Thursday, June 18, 2009

A Call for Political Clarification


Since I don't have time, this week, to problematize the role of left-humanist ideology in the social reproduction of oppression, I figured I'd simply link to this excellent survey of emerging best practices in neo-Socialist polemics.

Every word is a sermon in itself, but points 7, 9, and 10 are dearest to my heart:

7. Your opponents are dogmatic and sectarian, unless they are not, in which case they are opportunists....

9. What people say is less important than what they imply. What they imply is what the correct political analysis leads you to decide that they imply. Don’t take their account as to what they are saying: tell them what they are saying. Be abusive if necessary. You have been provoked.

10. Welcome the new audience for socialism and always remember what they find of interest. What they find of interest is minutiae, because they are interested in political clarification and to that end the smallest details are important. Do not neglect the political ferment inside Skegness SWP, a council byelection in Oxford or what was on the front of Socialist Worker in 1969. This should fascinate a younger audience who missed the discussion the first time around (or the first two hundred).
These points can't be overemphasized, particularly if we wish to avoid falling prey to the sort of Zinovievian factionalist opportunism that marred the Fifth Comintern Congress.

Consider yourselves warned.

(Link via Moonbootica via rootless. Illustration by yours truly, stolen lazily from an earlier post.)

7 comments:

jaytingle said...

It's funny, but... why can't the right make fun of themselves? Self-awareness is empowering, yet oddly constricting. I guess this means Obama really is a socialist. The movie "Eat the Rich" covers similar ground, also lampoons the right, and is really funny. Fittingly, a number called "The Hangover" now provides the big cinema laughs.

Phila said...

It's funny, but... why can't the right make fun of themselves?

The glib answer would be that authoritarians can't afford to make jokes about themselves for fear of breaking whatever spell they're trying to cast. I don't think that really explains it, though.

I think there's a particular left-wing pathos that this piece reflects -- which I often catch myself lapsing into -- that's based on a recognition of past failure, and an expectation of continued failure; it encourages a sort of gallows humor. I don't think that attitude is as common on the right, which tends to interpret almost everything as at least a prospective victory.

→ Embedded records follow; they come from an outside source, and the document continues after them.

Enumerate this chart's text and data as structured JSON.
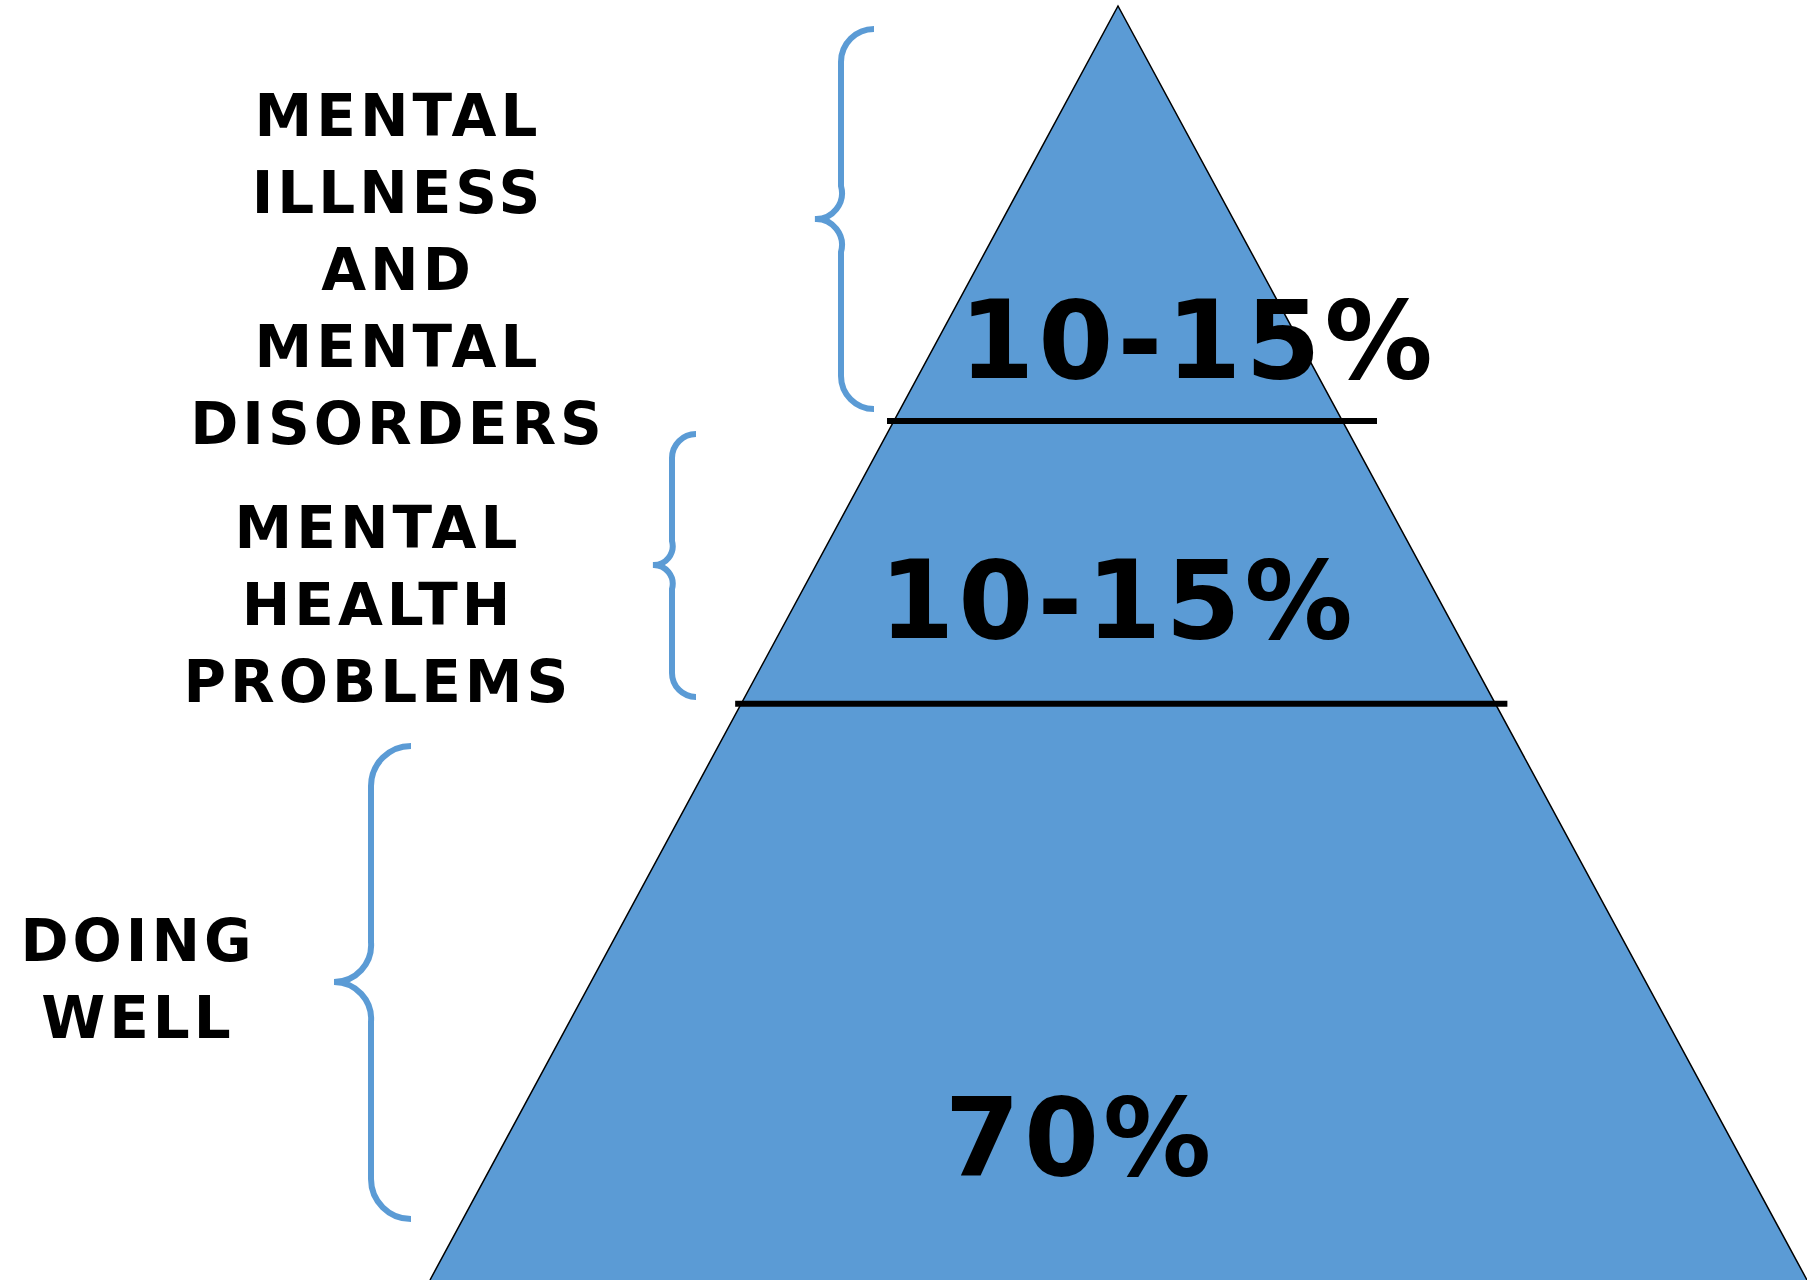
{
  "chart_data": {
    "type": "other",
    "categories": [
      "MENTAL ILLNESS AND MENTAL DISORDERS",
      "MENTAL HEALTH PROBLEMS",
      "DOING WELL"
    ],
    "values": [
      null,
      null,
      70
    ],
    "value_labels": [
      "10-15%",
      "10-15%",
      "70%"
    ],
    "color": "#5b9bd5"
  }
}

At the risk of sounding utterly daft, maybe we're dealing to some extent with the difference between linear and cyclical time: a lot of people on the right seem to see themselves as moving towards an apotheosis and settling of accounts; a lot of people on the left seem to see things going 'round and 'round (God knows I do). Which may possibly give them a somewhat deeper sense of the absurd.

Self-critical left-wing humor tends to be a little melancholy...I know mine does, anyway. And it is constricting, in a way. Or symptomatic of being constricted, maybe.

That said, I've certainly known lots of leftists who have absolutely no sense of humor about themselves. As does the author of this piece, evidently....

rootless-e said...

right wingers can't make fun of themselves because they are mentally ill people whose politics derives from a desperate effort to shore up their own sense of dignity.

On the other hand, people like openleft's paul rosenberg, who could have been using this recipe assiduously over the last 3 years, probably don't find it funny either.

Phila said...


At the risk of sounding utterly daft, maybe we're dealing to some extent with the difference between linear and cyclical time:


God help me...I just realized that I sound like Jonah Goldberg!

Talk about constricting self-awareness....

jaytingle said...

You'd only sound like Goldberg the younger if you'd referenced the Star Trek episode that best illustrates your point. Here again, you'd fail to replicate Jonah in that you'd have made a point.

Phila said...

Here again, you'd fail to replicate Jonah in that you'd have made a point.

Further proof that I'm not a member in good standing of Hard America.

Jazzbumpa said...

In a perfect world devoid of constricting self-awareness, , Sounding Like Jonah Goldberg with be the title of a very bad Adam Sandler movie.